While projected performance based on Moore's Law suggests Exaflops scale before the end of this decade, more detailed analysis exposes a number of factors that may obstruct this achievement. The limitations of power consumption have resulted in flatlining of core clock rate and the exhaustion of core complexity has similarly flatlined ILP and the concomitant ipc. Future performance growth will be achieved only through dramatic increases in number of cores (multicore) and heavy multithreading (e.g., GPU). Efficiency and scalability must be significantly enhanced in order to effectively employ future systems comprising hundreds of millions of cores and tens of billions of threads. HPX is an experimental runtime system that serves as a reference implementation for the ParalleX execution model (presented last year). HPX permits dynamic adaptive resource management and task scheduling in a global address space context using message driven multithreaded computation with lightweight synchronization. It allows work to be moved to the data when more efficient than always moving data to the work both reducing and hiding system-wide latency effects. It also enables migration of continuations for distributed control flow which in turn supports data directed execution. This exploits intrinsic parallelism of meta-data such as in large directed graph data structures. HPX has been employed on conventional platforms for such application classes as Adaptive Mesh Refinement (AMR) for numerical relativity applications and for symbolic computations such as game playing (e.g., Chess). HPX is being employed to investigate the limitations of conventional architecture scalability and to guide development of future generation Exascale computer architectures.


UpSizeR: Synthetically Scaling Up a Given Database State

Y.C. Tay
National University of Singapore

E-commerce and social networking services must ensure that their systems are scalable. Engineering for rapid growth requires intensive testing with scaled-up datasets. Although such a larger dataset is synthetically generated, it must be similar to a real dataset if it is to be useful. This talk presents UpSizeR, a tool for scaling up relational databases. Given a database state D and a positive number s, UpSizeR generates a synthetic state D' that is s times the size of D, yet similar to D in terms of query results. UpSizeR does this by extracting inter-column (e.g. key-induced) and inter-row (e.g. clustering) information from D. Experiments with Flickr data shows good agreement between crawled data and UpSizeR output for various sizes.


Performance Modeling and Optimization on the Example of Stencil Algorithms

Jan Treibig
University of Erlangen

Stencil algorithms are a central part of many scientific and engineering codes.
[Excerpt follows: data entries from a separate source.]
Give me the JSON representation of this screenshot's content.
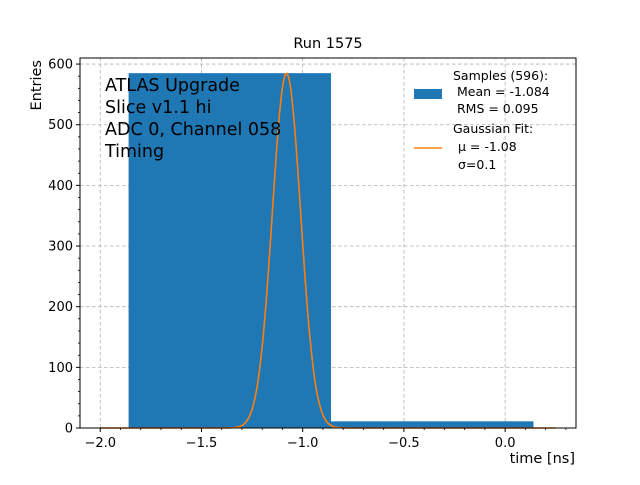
{
  "chart_data": {
    "type": "bar",
    "title": "Run 1575",
    "xlabel": "time [ns]",
    "ylabel": "Entries",
    "xlim": [
      -2.1,
      0.35
    ],
    "ylim": [
      0,
      610
    ],
    "xticks": [
      -2.0,
      -1.5,
      -1.0,
      -0.5,
      0.0
    ],
    "xtick_labels": [
      "−2.0",
      "−1.5",
      "−1.0",
      "−0.5",
      "0.0"
    ],
    "yticks": [
      0,
      100,
      200,
      300,
      400,
      500,
      600
    ],
    "ytick_labels": [
      "0",
      "100",
      "200",
      "300",
      "400",
      "500",
      "600"
    ],
    "grid": true,
    "bins": [
      {
        "x0": -1.86,
        "x1": -0.86,
        "value": 585
      },
      {
        "x0": -0.86,
        "x1": 0.14,
        "value": 11
      }
    ],
    "gauss_fit": {
      "amplitude": 585,
      "mu": -1.08,
      "sigma": 0.07,
      "x_range": [
        -2.0,
        0.25
      ]
    },
    "annotation": [
      "ATLAS Upgrade",
      "Slice v1.1 hi",
      "ADC 0, Channel 058",
      "Timing"
    ],
    "legend": {
      "placement": "top-right",
      "samples": [
        "Samples (596):",
        " Mean = -1.084",
        " RMS = 0.095"
      ],
      "fit": [
        "Gaussian Fit:",
        "μ = -1.08",
        "σ=0.1"
      ]
    },
    "colors": {
      "bars": "#1f77b4",
      "fit": "#ff7f0e"
    }
  }
}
This talk will present an analysis of architectural developments with regard to the demands of bandwidth limited loop kernels. On the example of the Jacobi and Gauss-Seidel methods a variant of temporal blocking is presented specifically designed to exploit the shared caches of modern multicore processors. In order to get an analytic performance estimate a diagnostic model is introduced allowing to predict the performance for streaming loop kernels in all memory hierarchy levels. Results for various modern multicore processors are presented.